La politique internationale s'est donc une nouvelle fois distinguée par son inaction. On était bien trop occupé par l'effondrement de l'Union soviétique et l'on ne voyait même pas, peut-être par triomphalisme, la nécessité d'agir. Quoi qu'il en soit, la Yougoslavie a explosé sans que l'Occident ne lève le petit doigt, mais avec ses souhaits et recommandations les plus chauds. Quelles auraient été les alternatives?
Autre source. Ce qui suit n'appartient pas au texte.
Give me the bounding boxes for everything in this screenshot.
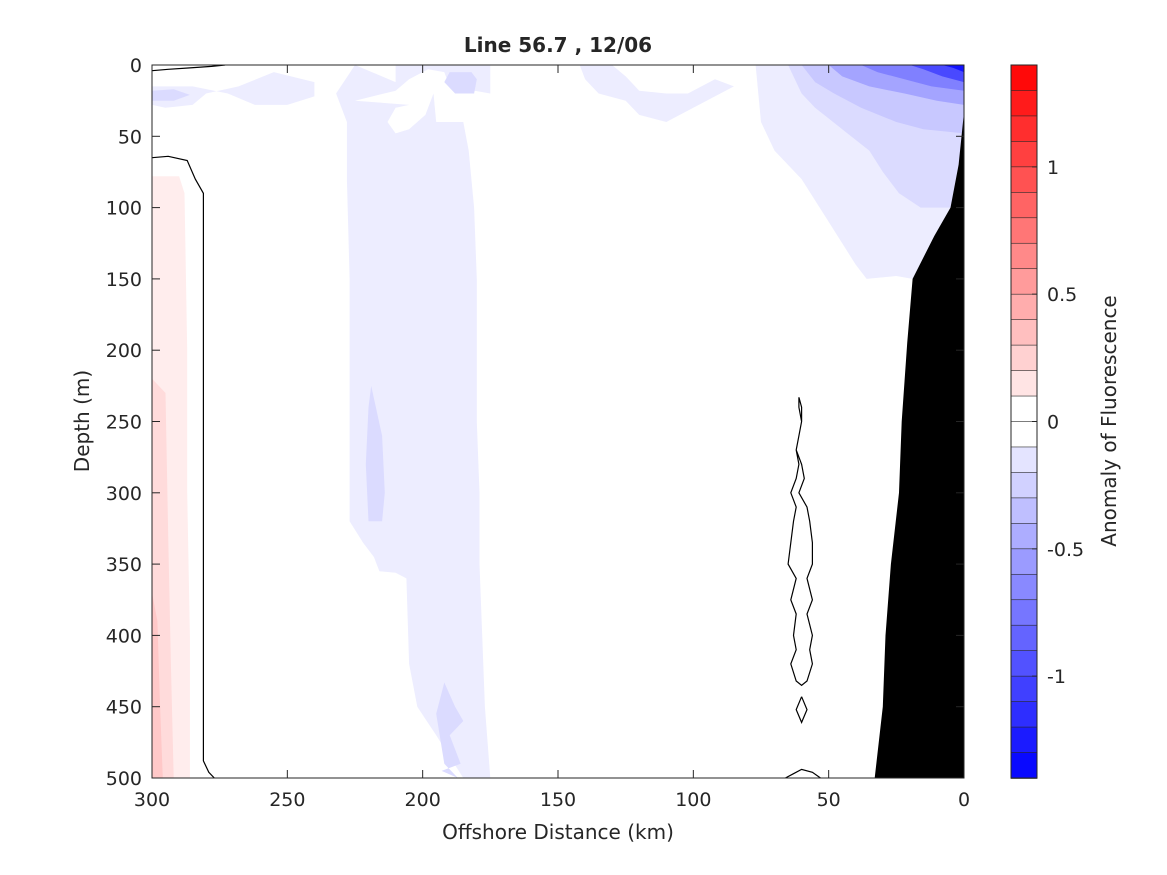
colorbar-cell-19 <box>1010 548 1038 576</box>
colorbar-cell-12 <box>1010 370 1038 397</box>
colorbar-cell-0 <box>1010 64 1038 92</box>
plot-area: 300 250 200 150 100 50 0 050100150200250300350… <box>106 55 970 811</box>
colorbar-cell-18 <box>1010 523 1038 550</box>
zero-contour-1 <box>152 155 215 778</box>
colorbar-cell-26 <box>1010 726 1038 754</box>
anomaly-region-negative-5 <box>436 682 464 778</box>
x-tick-label-2: 200 <box>405 789 441 811</box>
colorbar-cell-10 <box>1010 319 1038 346</box>
y-tick-label-4: 200 <box>106 340 142 362</box>
colorbar-cell-27 <box>1010 752 1038 779</box>
y-tick-label-5: 250 <box>106 412 142 434</box>
colorbar-cell-7 <box>1010 242 1038 270</box>
y-tick-label-2: 100 <box>106 198 142 220</box>
zero-contour-0 <box>152 65 226 72</box>
anomaly-region-negative-6 <box>579 65 734 122</box>
colorbar-tick-label-0: 1 <box>1047 157 1059 179</box>
colorbar-cell-24 <box>1010 675 1038 703</box>
colorbar: 1 0.5 0 -0.5 -1 <box>1010 64 1084 779</box>
colorbar-cell-13 <box>1010 395 1038 423</box>
colorbar-cell-6 <box>1010 217 1038 245</box>
colorbar-tick-label-2: 0 <box>1047 412 1059 434</box>
colorbar-cell-9 <box>1010 293 1038 321</box>
x-tick-label-6: 0 <box>958 789 970 811</box>
colorbar-tick-label-4: -1 <box>1047 666 1066 688</box>
colorbar-cell-2 <box>1010 115 1038 143</box>
zero-contour-3 <box>795 696 808 724</box>
anomaly-region-negative-12 <box>909 65 964 83</box>
y-tick-label-9: 450 <box>106 697 142 719</box>
colorbar-cell-14 <box>1010 421 1038 448</box>
colorbar-cell-23 <box>1010 650 1038 677</box>
colorbar-cell-17 <box>1010 497 1038 525</box>
zero-contour-4 <box>785 768 821 778</box>
y-tick-label-6: 300 <box>106 483 142 505</box>
anomaly-region-negative-4 <box>365 385 385 522</box>
x-tick-label-0: 300 <box>134 789 170 811</box>
colorbar-cell-3 <box>1010 141 1038 168</box>
colorbar-cell-16 <box>1010 472 1038 499</box>
y-tick-label-7: 350 <box>106 554 142 576</box>
colorbar-cell-8 <box>1010 268 1038 295</box>
colorbar-cell-11 <box>1010 344 1038 372</box>
anomaly-region-negative-2 <box>336 65 491 778</box>
x-tick-label-3: 150 <box>540 789 576 811</box>
chart-title: Line 56.7 , 12/06 <box>464 33 652 57</box>
colorbar-cell-5 <box>1010 192 1038 219</box>
anomaly-region-negative-13 <box>942 65 964 73</box>
y-tick-label-1: 50 <box>118 126 142 148</box>
colorbar-tick-label-1: 0.5 <box>1047 284 1077 306</box>
y-tick-label-0: 0 <box>130 55 142 77</box>
x-tick-label-4: 100 <box>675 789 711 811</box>
colorbar-cell-25 <box>1010 701 1038 728</box>
colorbar-cell-1 <box>1010 90 1038 117</box>
x-tick-label-5: 50 <box>817 789 841 811</box>
anomaly-region-negative-1 <box>152 89 190 101</box>
bottom-topography <box>874 112 964 778</box>
y-tick-label-8: 400 <box>106 625 142 647</box>
colorbar-label: Anomaly of Fluorescence <box>1097 295 1121 546</box>
x-tick-label-1: 250 <box>269 789 305 811</box>
y-tick-label-3: 150 <box>106 269 142 291</box>
colorbar-cell-15 <box>1010 446 1038 474</box>
colorbar-tick-label-3: -0.5 <box>1047 539 1084 561</box>
colorbar-cell-21 <box>1010 599 1038 627</box>
x-axis-label: Offshore Distance (km) <box>442 820 674 844</box>
y-tick-label-10: 500 <box>106 768 142 790</box>
y-axis-label: Depth (m) <box>70 370 94 472</box>
colorbar-cell-22 <box>1010 624 1038 652</box>
anomaly-region-negative-0 <box>152 72 315 108</box>
colorbar-cell-20 <box>1010 573 1038 601</box>
colorbar-cell-4 <box>1010 166 1038 194</box>
anomaly-region-positive-16 <box>152 592 163 778</box>
zero-contour-2 <box>787 397 814 687</box>
anomaly-region-negative-3 <box>444 72 477 94</box>
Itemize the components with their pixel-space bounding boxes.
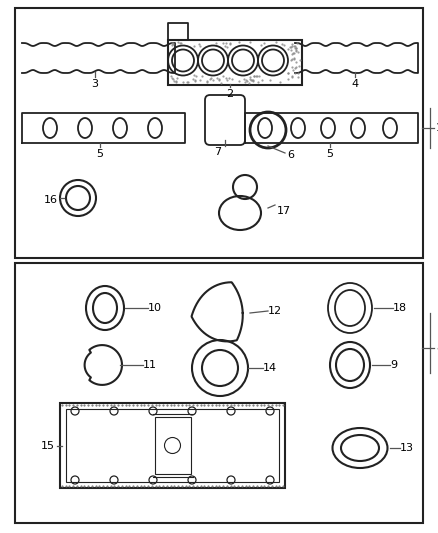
- Text: 7: 7: [215, 147, 222, 157]
- Text: 15: 15: [41, 441, 55, 451]
- Text: 2: 2: [226, 89, 233, 99]
- Text: 11: 11: [143, 360, 157, 370]
- Bar: [168, 40, 302, 85]
- Text: 8: 8: [436, 343, 438, 353]
- Text: 16: 16: [44, 195, 58, 205]
- Text: 6: 6: [287, 150, 294, 160]
- Bar: [66, 409, 279, 482]
- Bar: [15, 263, 423, 523]
- Bar: [60, 403, 285, 488]
- Bar: [15, 8, 423, 258]
- Text: 14: 14: [263, 363, 277, 373]
- Text: 5: 5: [326, 149, 333, 159]
- Text: 10: 10: [148, 303, 162, 313]
- Text: 5: 5: [96, 149, 103, 159]
- Text: 17: 17: [277, 206, 291, 216]
- Text: 4: 4: [351, 79, 359, 89]
- Text: 1: 1: [436, 123, 438, 133]
- Text: 9: 9: [390, 360, 397, 370]
- Text: 3: 3: [92, 79, 99, 89]
- Text: 18: 18: [393, 303, 407, 313]
- Bar: [155, 417, 191, 474]
- Text: 13: 13: [400, 443, 414, 453]
- Text: 12: 12: [268, 306, 282, 316]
Le soutien financier aux réformes économiques aurait été la première des priorités pour maintenir le gouvernement réformateur au pouvoir et sauvegarder la stabilité politique. Mladian Dinkic, l'un des meilleurs économistes yougoslaves, a calculé qu'avec seulement quatre milliards de dollars, un programme de stabilisation économique et sociale aurait été réalisable. Sur le plan politique, on aurait dû soutenir les initiatives de l'UJDI contre les forces nationalistes pour obtenir une réforme de la constitution et des lois yougoslaves. Un soutien technique international à la télévision yougoslave YUTEL et à des projets de médias indépendants aurait été précieux pour contrer la propagande nationaliste de toutes les républiques. Des conférences et séminaires internationaux auraient pu prendre pour thème la question des droits des minorités, particulièrement en ce qui concerne le Kosovo. Un soutien international aurait pu conduire les Albanais à participer aux élections de l'automne 1990. Ivan Djuric, le candidat de l'UJDI et du parti réformiste d'Ante Markovic, aux présidentielles, a obtenu un million de voix, derrière Milosevic et Draskovic, principalement des voix des minorités ethniques. Avec les voix du Kosovo, il n'aurait probablement pas gagné les élections, mais les rapports de force auraient été changés.

Face à la guerre

En janvier 1991, des unités paramilitaires sont apparues en Serbie, en Croatie et peu après en Bosnie-Herzégovine. En Croatie, on assistait aux premiers affrontements armés. En février, les parlements croate et slovène décidaient de ne plus appliquer les lois yougoslaves et de se proclamer indépendants. La Macédoine se déclarait indépendante et les Serbes de Croatie proclamaient la Krajina région autonome. En mars, plus de 100'000 personnes manifestaient dans les rues de Belgrade contre le régime de Milosevic et contre la propagande de la télévision d'Etat serbe RTS. La manifestation a été réprimée par les chars de l'armée. Alors que les structures politiques du gouvernement périclitaient toujours plus, on a vu apparaître des initiatives civiles et des organisations non gouvernementales ainsi que des groupes de femmes et des groupes pacifistes. En juin, la Slovénie se déclarait indépendante et les chars de l'armée yougoslave se mettaient en marche. La guerre avait officiellement commencé.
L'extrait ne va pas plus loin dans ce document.